# Rays?



## BethsBettas (Apr 13, 2012)

Quick question. I'm learning Betta anatomy and stanards, and I've managed to pick up on pretty much everything but rays by just reading. When people say like, 'Oh this guy has long rays' or 'only two rays', where on the fish should I be looking at? I assume tail, but I still can't identify them well.

Would someome be so kind as to maybe put a photo and circle the rays? Visual learner. 

Thank you!


----------



## indjo (Jun 6, 2010)

When people are talking about rays, they're talking about the caudal. VT and traditional PK often only have primary and secondary rays (1 split) thus often have only 2 end rays. HM and HMPK usually have 2 ray splitting (primary and secondary) and have 4 - 8 end/tertiary rays.

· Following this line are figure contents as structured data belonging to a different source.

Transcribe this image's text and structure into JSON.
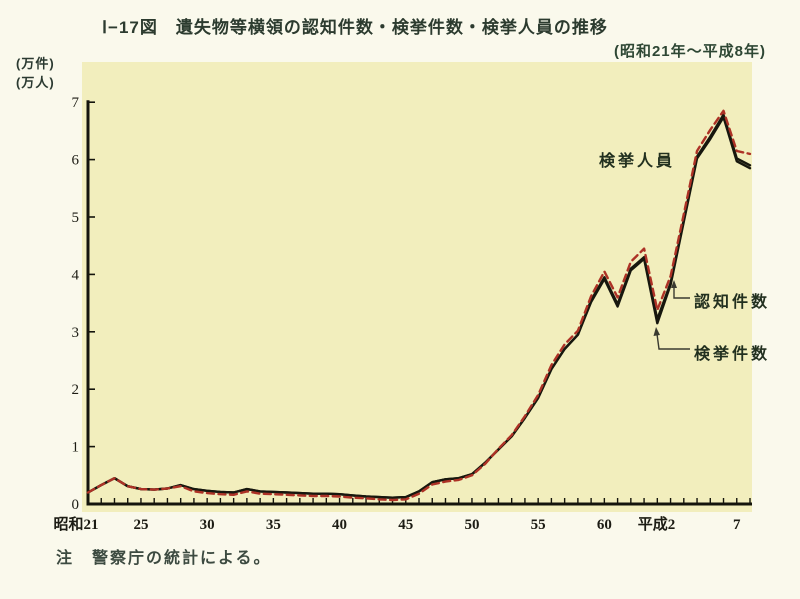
{
  "page": {
    "title": "Ⅰ−17図　遺失物等横領の認知件数・検挙件数・検挙人員の推移",
    "subtitle": "(昭和21年〜平成8年)",
    "unit_label_cases": "(万件)",
    "unit_label_persons": "(万人)",
    "note": "注　警察庁の統計による。"
  },
  "chart_data": {
    "type": "line",
    "title": "遺失物等横領の認知件数・検挙件数・検挙人員の推移",
    "subtitle": "昭和21年〜平成8年",
    "ylabel": "(万件)(万人)",
    "xlabel": "",
    "ylim": [
      0,
      7
    ],
    "xlim": [
      1946,
      1996
    ],
    "grid": false,
    "legend_position": "in-plot annotations",
    "plot_background": "#f2eebd",
    "y_ticks": [
      0,
      1,
      2,
      3,
      4,
      5,
      6,
      7
    ],
    "x_ticks": [
      {
        "year": 1946,
        "label": "昭和21"
      },
      {
        "year": 1950,
        "label": "25"
      },
      {
        "year": 1955,
        "label": "30"
      },
      {
        "year": 1960,
        "label": "35"
      },
      {
        "year": 1965,
        "label": "40"
      },
      {
        "year": 1970,
        "label": "45"
      },
      {
        "year": 1975,
        "label": "50"
      },
      {
        "year": 1980,
        "label": "55"
      },
      {
        "year": 1985,
        "label": "60"
      },
      {
        "year": 1990,
        "label": "平成2"
      },
      {
        "year": 1995,
        "label": "7"
      }
    ],
    "x": [
      1946,
      1947,
      1948,
      1949,
      1950,
      1951,
      1952,
      1953,
      1954,
      1955,
      1956,
      1957,
      1958,
      1959,
      1960,
      1961,
      1962,
      1963,
      1964,
      1965,
      1966,
      1967,
      1968,
      1969,
      1970,
      1971,
      1972,
      1973,
      1974,
      1975,
      1976,
      1977,
      1978,
      1979,
      1980,
      1981,
      1982,
      1983,
      1984,
      1985,
      1986,
      1987,
      1988,
      1989,
      1990,
      1991,
      1992,
      1993,
      1994,
      1995,
      1996
    ],
    "series": [
      {
        "name": "認知件数",
        "style": "solid",
        "color": "#17170e",
        "values": [
          0.2,
          0.33,
          0.45,
          0.31,
          0.26,
          0.25,
          0.27,
          0.33,
          0.26,
          0.23,
          0.21,
          0.2,
          0.26,
          0.22,
          0.21,
          0.2,
          0.19,
          0.18,
          0.18,
          0.17,
          0.15,
          0.13,
          0.12,
          0.11,
          0.12,
          0.22,
          0.38,
          0.43,
          0.45,
          0.52,
          0.72,
          0.95,
          1.18,
          1.5,
          1.85,
          2.35,
          2.7,
          2.95,
          3.55,
          3.95,
          3.48,
          4.1,
          4.3,
          3.22,
          3.85,
          4.95,
          6.05,
          6.4,
          6.78,
          6.02,
          5.9
        ]
      },
      {
        "name": "検挙件数",
        "style": "solid",
        "color": "#17170e",
        "values": [
          0.2,
          0.33,
          0.45,
          0.31,
          0.26,
          0.25,
          0.27,
          0.33,
          0.26,
          0.23,
          0.21,
          0.2,
          0.26,
          0.22,
          0.21,
          0.2,
          0.19,
          0.18,
          0.18,
          0.17,
          0.15,
          0.13,
          0.12,
          0.11,
          0.12,
          0.22,
          0.38,
          0.43,
          0.45,
          0.52,
          0.72,
          0.95,
          1.18,
          1.5,
          1.85,
          2.35,
          2.7,
          2.95,
          3.52,
          3.92,
          3.44,
          4.07,
          4.27,
          3.15,
          3.82,
          4.92,
          6.02,
          6.36,
          6.74,
          5.97,
          5.85
        ]
      },
      {
        "name": "検挙人員",
        "style": "dashed",
        "color": "#ad3226",
        "values": [
          0.2,
          0.33,
          0.45,
          0.31,
          0.26,
          0.25,
          0.27,
          0.31,
          0.22,
          0.19,
          0.17,
          0.16,
          0.22,
          0.18,
          0.17,
          0.16,
          0.15,
          0.14,
          0.14,
          0.13,
          0.11,
          0.1,
          0.08,
          0.07,
          0.08,
          0.18,
          0.34,
          0.39,
          0.42,
          0.5,
          0.7,
          0.96,
          1.2,
          1.53,
          1.9,
          2.42,
          2.78,
          3.02,
          3.62,
          4.05,
          3.6,
          4.22,
          4.45,
          3.38,
          3.97,
          5.05,
          6.15,
          6.52,
          6.85,
          6.15,
          6.1
        ]
      }
    ],
    "annotations": [
      {
        "label": "検挙人員",
        "points_to": "検挙人員 series (red dashed)",
        "arrow": false
      },
      {
        "label": "認知件数",
        "points_to": "rising solid line at 平成2",
        "arrow": true
      },
      {
        "label": "検挙件数",
        "points_to": "dip of solid line at 平成元",
        "arrow": true
      }
    ]
  },
  "colors": {
    "page_background": "#faf9ec",
    "plot_background": "#f2eebd",
    "axis": "#14140c",
    "solid_line": "#17170e",
    "dashed_line": "#ad3226",
    "title_text": "#2c3b2f"
  }
}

Rays on dorsal and anal are often standard (1 - primary ray) though some may have exceptionally excessive branching.


----------



## Olympia (Aug 25, 2011)

This always confused me too. I thought you counted primary rays O-O
That diagram is really useful. 
I still don't get how people can count these things Dx


----------



## Bombalurina (Oct 10, 2011)

Well, I've been drawing my HM tails all wrong...


----------



## indjo (Jun 6, 2010)

They don't. Unless you have microscopic eyes LOL. After a while you get used to the shape of ray branching and can guess. Only 2 rays are easily spotted, 4 is easy to guess, 8 .... I count those on still betta pictures. LOL


----------



## Martinismommy (Dec 2, 2010)

Maybe this photo will help...This is one of my females..


----------